Se eu fosse um homem branco heterossexual, meu Deus
Imagine um cara gato de 42 anos que se exercita, é proprietário de imóveis, te faz rir assumindo fraquezas e neuroses, cria uma belíssima filha recorrendo a Winnicott e a sua infinita capacidade de amar, é amigo de todas as pessoas com quem já se envolveu e ainda sabe (e entende de fato) umas 15 frases de Lacan que lança em jantares que duram horas. Esse homem seria o rei do centro expandido. O solteiro mais cobiçado da cidade. Mas e se a gente pensar que essa mesma pessoinha encantada é uma mulher? Ah, ela fala muito! Demanda demais! Tem um número excessivo de amigos homens!
Imagine um senhor que moldou e esculpiu sua expertise sensual e sexual em muitos encontros. Ele beija com intensidade e entrega. Ele diz o que quer e, quando consegue, não corre. Bem, esse senhor, caso seja uma senhora, acaba de se transformar em alguém assustador. Complicado, intenso. Muito fácil ou muito masculino.
Uma vez um sujeito me perguntou, debochando: “Você é aquela menina que escreveu o livro ‘da louca’?”. O livro vendeu cerca de 50 mil cópias, o que reformou à vista meu primeiro apartamento. Eu negociei os direitos para o cinema e fiz a primeira versão do roteiro, o que me possibilitou comprar um carro para mim, outro para a minha mãe e outro para meu pai. O filme é sobre a geração de angustiados, medicados e ansiosos que somos. E sobre como parceiros, familiares e chefes “normais” são os verdadeiros malucos que nos fazem adoecer. Imagine o respeito que um homem teria se tivesse escrito essa obra! Acho que poderíamos até chamar de obra. Já posso vê-la traduzida e vendida internacionalmente.
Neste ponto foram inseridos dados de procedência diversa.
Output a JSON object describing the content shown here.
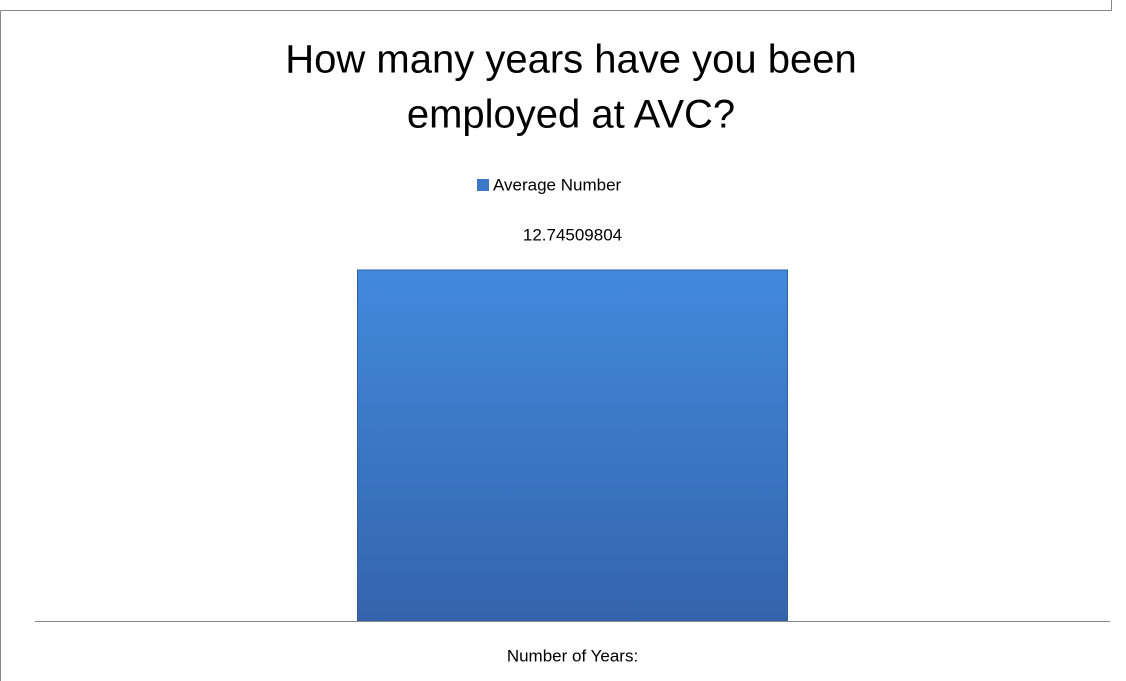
{
  "chart_data": {
    "type": "bar",
    "title": [
      "How many years have you been",
      "employed at AVC?"
    ],
    "categories": [
      "Number of Years:"
    ],
    "series": [
      {
        "name": "Average Number",
        "color": "#3c78c8",
        "values": [
          12.74509804
        ]
      }
    ],
    "legend": "top"
  }
}
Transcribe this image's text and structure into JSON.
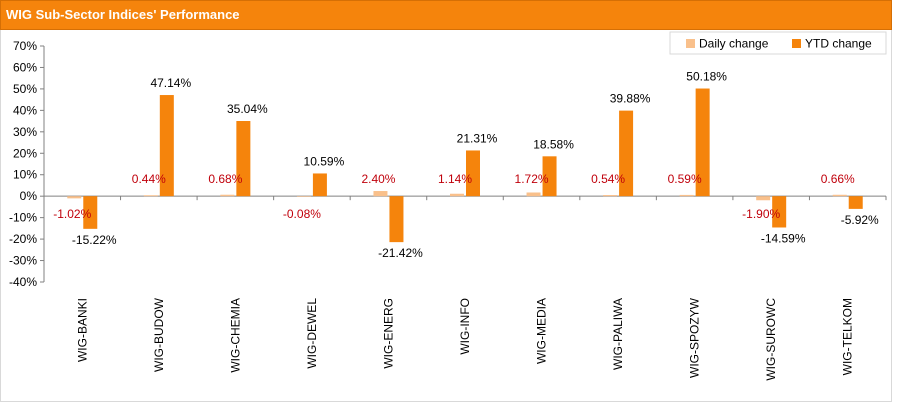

E imagine a quantidade de mulheres interessantes que iam querem amar esse ser de luz corajoso, bem-sucedido, extravagante e criativo? Não apenas printar uma conversa para se exibir para os amigos. Não apenas tirar onda chegando na festa com o autor conhecidinho. Não apenas domar para colocar no currículo. Um homem que se sustenta com arte é o pica das galáxias. Uma mulher que se sustenta com arte deve ser uma pirada ou uma piranha (lê-se: não posso estar com alguém que me causa tanta inveja).
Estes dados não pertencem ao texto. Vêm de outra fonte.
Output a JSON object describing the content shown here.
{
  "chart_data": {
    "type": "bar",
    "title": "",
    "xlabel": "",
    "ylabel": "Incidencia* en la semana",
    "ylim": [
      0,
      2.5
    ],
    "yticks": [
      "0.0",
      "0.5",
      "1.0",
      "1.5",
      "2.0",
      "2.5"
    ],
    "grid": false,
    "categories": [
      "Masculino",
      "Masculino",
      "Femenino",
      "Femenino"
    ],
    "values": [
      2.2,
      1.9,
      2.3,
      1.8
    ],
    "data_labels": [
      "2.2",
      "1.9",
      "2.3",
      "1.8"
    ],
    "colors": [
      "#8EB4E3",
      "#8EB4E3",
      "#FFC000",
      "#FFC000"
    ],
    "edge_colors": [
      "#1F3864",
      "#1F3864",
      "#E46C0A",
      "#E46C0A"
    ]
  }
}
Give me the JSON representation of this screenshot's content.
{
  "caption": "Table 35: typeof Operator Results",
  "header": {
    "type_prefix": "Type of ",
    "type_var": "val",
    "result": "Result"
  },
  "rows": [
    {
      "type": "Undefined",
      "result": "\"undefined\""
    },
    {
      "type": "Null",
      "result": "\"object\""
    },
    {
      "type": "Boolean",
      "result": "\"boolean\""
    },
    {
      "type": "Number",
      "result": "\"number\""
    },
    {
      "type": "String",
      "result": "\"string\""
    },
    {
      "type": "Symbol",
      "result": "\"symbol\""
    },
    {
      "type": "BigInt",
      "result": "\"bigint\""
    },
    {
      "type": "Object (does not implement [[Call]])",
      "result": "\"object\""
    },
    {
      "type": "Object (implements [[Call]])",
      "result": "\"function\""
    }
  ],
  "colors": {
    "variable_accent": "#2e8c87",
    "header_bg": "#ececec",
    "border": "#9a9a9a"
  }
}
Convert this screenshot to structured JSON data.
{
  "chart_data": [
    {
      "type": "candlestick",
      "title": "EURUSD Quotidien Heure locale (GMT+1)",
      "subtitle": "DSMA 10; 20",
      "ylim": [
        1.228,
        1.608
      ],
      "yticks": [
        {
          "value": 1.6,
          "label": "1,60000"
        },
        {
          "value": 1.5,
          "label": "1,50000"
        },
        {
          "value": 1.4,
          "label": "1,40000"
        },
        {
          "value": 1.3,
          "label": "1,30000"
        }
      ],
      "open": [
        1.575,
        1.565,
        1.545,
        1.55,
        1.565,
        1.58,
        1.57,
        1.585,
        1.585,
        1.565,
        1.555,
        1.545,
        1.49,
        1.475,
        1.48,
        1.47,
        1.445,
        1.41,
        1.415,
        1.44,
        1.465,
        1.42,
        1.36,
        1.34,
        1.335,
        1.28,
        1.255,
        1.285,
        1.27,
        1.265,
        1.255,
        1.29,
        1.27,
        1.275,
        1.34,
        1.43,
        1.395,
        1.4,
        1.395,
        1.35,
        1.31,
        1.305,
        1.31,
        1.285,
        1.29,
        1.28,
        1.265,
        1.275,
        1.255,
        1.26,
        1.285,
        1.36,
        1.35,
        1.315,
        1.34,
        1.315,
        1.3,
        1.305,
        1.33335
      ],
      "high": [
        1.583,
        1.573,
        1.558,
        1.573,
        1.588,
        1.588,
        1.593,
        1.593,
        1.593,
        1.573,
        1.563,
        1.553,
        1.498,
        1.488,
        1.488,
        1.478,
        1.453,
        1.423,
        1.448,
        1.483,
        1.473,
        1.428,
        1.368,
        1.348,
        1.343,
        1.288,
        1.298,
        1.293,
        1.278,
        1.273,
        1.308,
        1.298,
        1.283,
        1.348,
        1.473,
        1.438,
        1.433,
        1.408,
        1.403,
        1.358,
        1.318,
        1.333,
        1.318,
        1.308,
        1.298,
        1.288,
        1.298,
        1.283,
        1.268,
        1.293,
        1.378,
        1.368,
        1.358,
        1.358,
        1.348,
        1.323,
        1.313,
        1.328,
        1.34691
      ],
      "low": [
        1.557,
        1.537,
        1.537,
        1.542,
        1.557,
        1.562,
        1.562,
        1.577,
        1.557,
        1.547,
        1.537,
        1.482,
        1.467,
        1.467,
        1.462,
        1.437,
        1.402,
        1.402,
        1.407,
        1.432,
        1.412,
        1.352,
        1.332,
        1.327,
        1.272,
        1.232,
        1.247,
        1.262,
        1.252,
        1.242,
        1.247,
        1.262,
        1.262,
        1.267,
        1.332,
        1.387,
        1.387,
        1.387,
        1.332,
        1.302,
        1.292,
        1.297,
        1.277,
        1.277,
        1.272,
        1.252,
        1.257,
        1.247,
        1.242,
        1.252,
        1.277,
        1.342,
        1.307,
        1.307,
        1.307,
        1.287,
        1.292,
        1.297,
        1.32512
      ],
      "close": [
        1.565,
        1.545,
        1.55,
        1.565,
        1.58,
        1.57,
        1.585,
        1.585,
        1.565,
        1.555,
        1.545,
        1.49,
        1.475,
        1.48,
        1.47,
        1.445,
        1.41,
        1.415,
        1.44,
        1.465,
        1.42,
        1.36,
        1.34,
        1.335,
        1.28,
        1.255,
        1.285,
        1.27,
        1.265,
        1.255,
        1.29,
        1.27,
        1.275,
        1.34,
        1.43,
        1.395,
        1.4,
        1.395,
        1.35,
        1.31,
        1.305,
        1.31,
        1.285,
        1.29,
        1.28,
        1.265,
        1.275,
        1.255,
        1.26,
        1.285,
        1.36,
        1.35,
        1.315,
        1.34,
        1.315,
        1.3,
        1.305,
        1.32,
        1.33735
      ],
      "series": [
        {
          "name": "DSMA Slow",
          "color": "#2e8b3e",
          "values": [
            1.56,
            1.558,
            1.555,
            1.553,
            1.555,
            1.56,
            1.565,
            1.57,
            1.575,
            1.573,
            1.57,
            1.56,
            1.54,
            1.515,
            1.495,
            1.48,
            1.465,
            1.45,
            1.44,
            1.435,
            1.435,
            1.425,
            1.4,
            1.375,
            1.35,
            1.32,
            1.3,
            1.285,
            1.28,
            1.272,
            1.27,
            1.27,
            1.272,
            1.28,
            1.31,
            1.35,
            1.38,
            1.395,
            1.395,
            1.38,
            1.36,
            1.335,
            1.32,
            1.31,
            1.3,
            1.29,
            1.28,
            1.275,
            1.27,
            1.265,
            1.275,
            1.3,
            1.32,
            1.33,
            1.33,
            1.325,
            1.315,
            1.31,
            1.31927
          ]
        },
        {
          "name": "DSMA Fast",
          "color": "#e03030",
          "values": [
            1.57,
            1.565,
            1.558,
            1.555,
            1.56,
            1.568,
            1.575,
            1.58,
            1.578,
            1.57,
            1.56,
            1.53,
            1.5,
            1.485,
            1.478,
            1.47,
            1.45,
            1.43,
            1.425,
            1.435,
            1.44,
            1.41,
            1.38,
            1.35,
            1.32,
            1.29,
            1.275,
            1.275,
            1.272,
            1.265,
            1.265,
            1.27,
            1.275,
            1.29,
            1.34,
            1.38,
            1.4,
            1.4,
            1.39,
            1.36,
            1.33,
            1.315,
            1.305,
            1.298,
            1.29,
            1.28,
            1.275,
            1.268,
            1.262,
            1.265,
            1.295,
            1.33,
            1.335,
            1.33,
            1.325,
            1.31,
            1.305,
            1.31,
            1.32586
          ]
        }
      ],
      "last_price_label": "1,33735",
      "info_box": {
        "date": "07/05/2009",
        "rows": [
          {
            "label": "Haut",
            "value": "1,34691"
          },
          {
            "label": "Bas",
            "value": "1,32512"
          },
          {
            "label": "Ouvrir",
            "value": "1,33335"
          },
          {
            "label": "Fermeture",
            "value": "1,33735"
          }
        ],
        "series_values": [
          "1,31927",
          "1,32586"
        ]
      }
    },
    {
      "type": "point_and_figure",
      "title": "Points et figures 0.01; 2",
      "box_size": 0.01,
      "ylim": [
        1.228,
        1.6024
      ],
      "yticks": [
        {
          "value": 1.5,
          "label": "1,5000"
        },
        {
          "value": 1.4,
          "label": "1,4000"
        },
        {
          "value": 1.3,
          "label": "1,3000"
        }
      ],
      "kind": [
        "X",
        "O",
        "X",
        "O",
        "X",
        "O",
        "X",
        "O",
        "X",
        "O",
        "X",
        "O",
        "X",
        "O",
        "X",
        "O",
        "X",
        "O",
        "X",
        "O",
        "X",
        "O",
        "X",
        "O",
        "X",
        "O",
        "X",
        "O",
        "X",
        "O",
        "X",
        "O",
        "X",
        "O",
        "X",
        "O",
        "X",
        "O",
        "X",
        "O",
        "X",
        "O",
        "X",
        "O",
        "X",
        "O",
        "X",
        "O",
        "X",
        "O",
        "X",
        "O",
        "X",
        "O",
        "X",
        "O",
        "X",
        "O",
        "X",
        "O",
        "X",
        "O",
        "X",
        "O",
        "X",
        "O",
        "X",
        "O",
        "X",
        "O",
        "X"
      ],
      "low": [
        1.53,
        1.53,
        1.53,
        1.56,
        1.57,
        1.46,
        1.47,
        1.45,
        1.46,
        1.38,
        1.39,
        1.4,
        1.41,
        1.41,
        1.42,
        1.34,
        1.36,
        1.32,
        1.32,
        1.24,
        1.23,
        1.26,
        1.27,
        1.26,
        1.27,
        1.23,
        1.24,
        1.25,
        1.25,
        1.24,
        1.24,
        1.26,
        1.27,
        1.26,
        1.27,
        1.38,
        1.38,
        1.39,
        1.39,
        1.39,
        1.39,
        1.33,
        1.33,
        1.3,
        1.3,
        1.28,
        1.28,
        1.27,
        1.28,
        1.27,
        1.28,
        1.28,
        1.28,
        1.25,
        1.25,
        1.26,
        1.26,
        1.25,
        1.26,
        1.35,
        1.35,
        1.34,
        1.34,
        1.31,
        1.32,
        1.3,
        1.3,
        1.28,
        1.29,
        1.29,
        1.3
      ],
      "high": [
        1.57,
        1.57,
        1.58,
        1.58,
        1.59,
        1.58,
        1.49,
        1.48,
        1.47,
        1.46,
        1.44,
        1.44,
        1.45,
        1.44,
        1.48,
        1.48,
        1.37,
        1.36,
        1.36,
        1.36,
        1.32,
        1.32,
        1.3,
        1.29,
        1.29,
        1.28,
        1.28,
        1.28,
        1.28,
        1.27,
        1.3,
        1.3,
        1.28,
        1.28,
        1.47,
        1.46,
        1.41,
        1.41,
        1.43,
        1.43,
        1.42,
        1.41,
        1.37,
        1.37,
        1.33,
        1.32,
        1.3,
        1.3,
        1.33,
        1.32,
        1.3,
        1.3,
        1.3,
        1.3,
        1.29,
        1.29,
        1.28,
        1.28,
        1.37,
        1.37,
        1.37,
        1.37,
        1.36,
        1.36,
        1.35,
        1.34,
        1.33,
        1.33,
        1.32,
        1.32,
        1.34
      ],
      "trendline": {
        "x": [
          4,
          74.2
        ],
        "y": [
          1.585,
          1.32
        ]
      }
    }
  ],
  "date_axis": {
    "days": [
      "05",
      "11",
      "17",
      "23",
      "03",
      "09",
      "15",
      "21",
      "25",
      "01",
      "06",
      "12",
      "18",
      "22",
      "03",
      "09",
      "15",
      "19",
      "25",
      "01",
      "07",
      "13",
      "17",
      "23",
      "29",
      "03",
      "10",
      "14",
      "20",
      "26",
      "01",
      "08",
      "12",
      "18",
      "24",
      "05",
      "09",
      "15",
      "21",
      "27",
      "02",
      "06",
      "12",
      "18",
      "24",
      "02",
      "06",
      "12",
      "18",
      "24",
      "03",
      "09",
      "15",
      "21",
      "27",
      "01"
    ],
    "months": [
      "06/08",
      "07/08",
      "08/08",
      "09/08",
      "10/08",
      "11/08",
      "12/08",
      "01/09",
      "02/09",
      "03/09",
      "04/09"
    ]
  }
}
Em outra ocasião um fulano me perguntou: “Você é a ‘mina’ daquele monte de ‘podcast maluco’?”. Indagou acariciando o ombro da esposa “3S” –sonsa, sustentada e sem-sal– que trabalha, só de vez em quando, dando dicas de como decorar uma boa mesa de jantar. Não, caríssimo brocha-executivinho-de-merda-direitista-lixo-travestido-de-progressista-desconstruído, eu não sou “a mina” dos podcasts. Eu sou a mulher que criou e apresenta três dos mais ouvidos programas de podcast do país. E ganho em dólar por eles. E emprego uma galera foda. E os melhores psicanalistas da cidade me pedem para participar. E as mulheres mais estupendas me escrevem pedindo para serem entrevistadas. Se eu fosse um homem branco heterossexual, meu Deus, eu teria que lidar com opções extraordinárias de parceiras geniais, cultas e sedentas por fluídos e bom papo, querendo acariciar minhas costas. Mas, como mulher, eu ainda sou chamada de “mina que se expõe demais”, de “menina que dá trabalho”. É impressionante como sou uma jovenzinha para referências profissionais e uma senhora se conto que minha teta foi chupada um ano e meio pela minha filha.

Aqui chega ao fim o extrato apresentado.